" Kıskançlık adamı öldürmezse kör eder."
JOSÉ MAURO DE VASCONCELOS
Ankara'daki ilk birkaç günümüz, alışma sürecinin yanı sıra Umay Yılmazer'in sert tavırlarına adapte olmaya çalışmakla geçti. Umay, disiplini her şeyin önünde tutan, otoriter bir karakterdi. Özellikle Aras'a karşı olan yaklaşımı ise beni rahatsız etmeye başlamıştı. Başlarda sadece işini yapıyor gibi görünse de, zamanla bu sınırları aşmaya başladığını fark ettim.
Bir akşam, üsse geri döndüğümüzde, Umay'ın Aras'a olan aşırı ilgisi iyice belirgin hale geldi. Aras'a her fırsatta yakınlaşıyor, onunla konuşurken sesini yumuşatıyor, hatta bazen gereksizce dokunuyordu. İçimdeki kıskançlık yavaş yavaş büyüyordu ama bu durumu Aras'a açmak istemiyordum. Kendimi bu tür konularda zayıf göstermeye hiç niyetim yoktu.
Ancak o akşam her şey değişti.
Odaya girdiğimde Aras, Umay'la bir köşede konuşuyordu. Umay, bir elini Aras'ın koluna koymuş, gülümseyerek ona bir şeyler anlatıyordu. Aras ise bu durumu rahatsız edici buluyormuş gibi görünmüyordu, aksine hafif bir gülümseme yüzüne yayılmıştı. İçimde bir şeyler koptu. Bu kadarına artık dayanamayacaktım.

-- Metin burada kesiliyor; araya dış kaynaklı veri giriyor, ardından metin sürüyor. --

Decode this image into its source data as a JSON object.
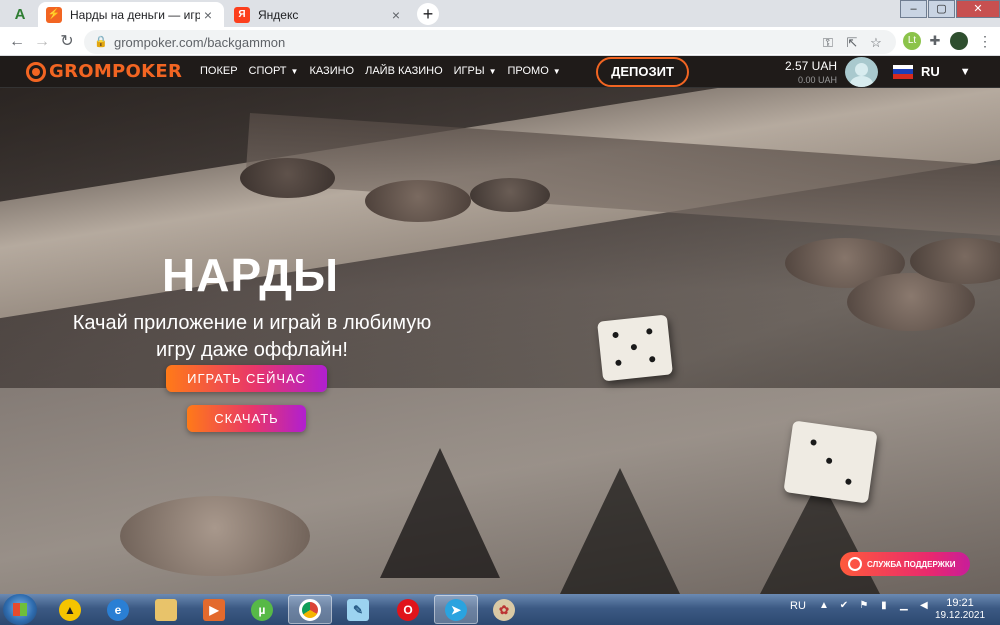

Hızla yanlarına yaklaştım ve sesimi kontrol edemeden patladım. "Ne yapıyorsun sen? Onunla nasıl böyle samimi olabiliyorsun, Umay Hanım?" dedim, sesim hem şaşkınlık hem de öfkeyle doluydu.
Umay, bir an şaşırmış gibi geri çekildi ama sonra yüzünde alaycı bir ifadeyle bana baktı. "Sakin ol, Nefes. Sadece sohbet ediyorduk," dedi, sanki olan biten hiçbir şey değilmiş gibi.
Ama ben artık duramazdım. "Sohbet mi? Ben senin niyetini çok iyi biliyorum! Kocama böyle davranmaya devam edersen, sonuçlarına katlanırsın!" dedim, sesim titriyordu ama kararlıydım.
Aras, benim bu çıkışıma hem şaşırmış hem de biraz eğlenmiş gibi görünüyordu. Ama tam o sırada, Kerem'in kapıdan içeri girdiğini ve yanındaki sandalye üzerinde çekirdek çitlemeye başladığını fark ettim. Kerem, durumu ciddiye alacak gibi değildi. Aksine, bir elinde çekirdek, diğerinde ise Aras'a doğru hafifçe gülümseyerek, "Eğlence başladı mı?" dedi.
Umay'ın yüzündeki ifade bir an ciddileşti ama sonra tekrar alaycı bir tavra büründü. "Aras, bu kadar kıskanç bir eşle nasıl başa çıkıyorsun?" dedi, gözleri hala benden ayrılmadan.
Bu sözler, öfkemin zirveye çıkmasına neden oldu. Bir adım daha atarak Umay'ın tam karşısına geçtim. "Sen benim kıskanç olup olmadığımı göreceksin," dedim, sesimdeki tehditkâr tonu hissederek.
Aras, durumu daha fazla uzatmak istemiyormuş gibi elini omzuma koydu. "Hayatım, sakin ol. Bir yanlış anlaşılma oldu sadece," dedi, ama yüzündeki hafif gülümseme beni daha da sinirlendirdi.
Kerem ise hala kapıda, çekirdeklerini çitleyip gülüyordu. "Aras, bu durumu çözmen çok uzun sürer mi? Çekirdeklerim bitiyor da," dedi, keyifle.
Umay, Aras'a dönerek, "Bak, Aras. Böyle bir karışıklık olacağını tahmin etmemiştim. Nefes'i üzmek istemezdim," dedi, ama sesindeki umursamazlık, içimdeki öfkeyi daha da körükledi.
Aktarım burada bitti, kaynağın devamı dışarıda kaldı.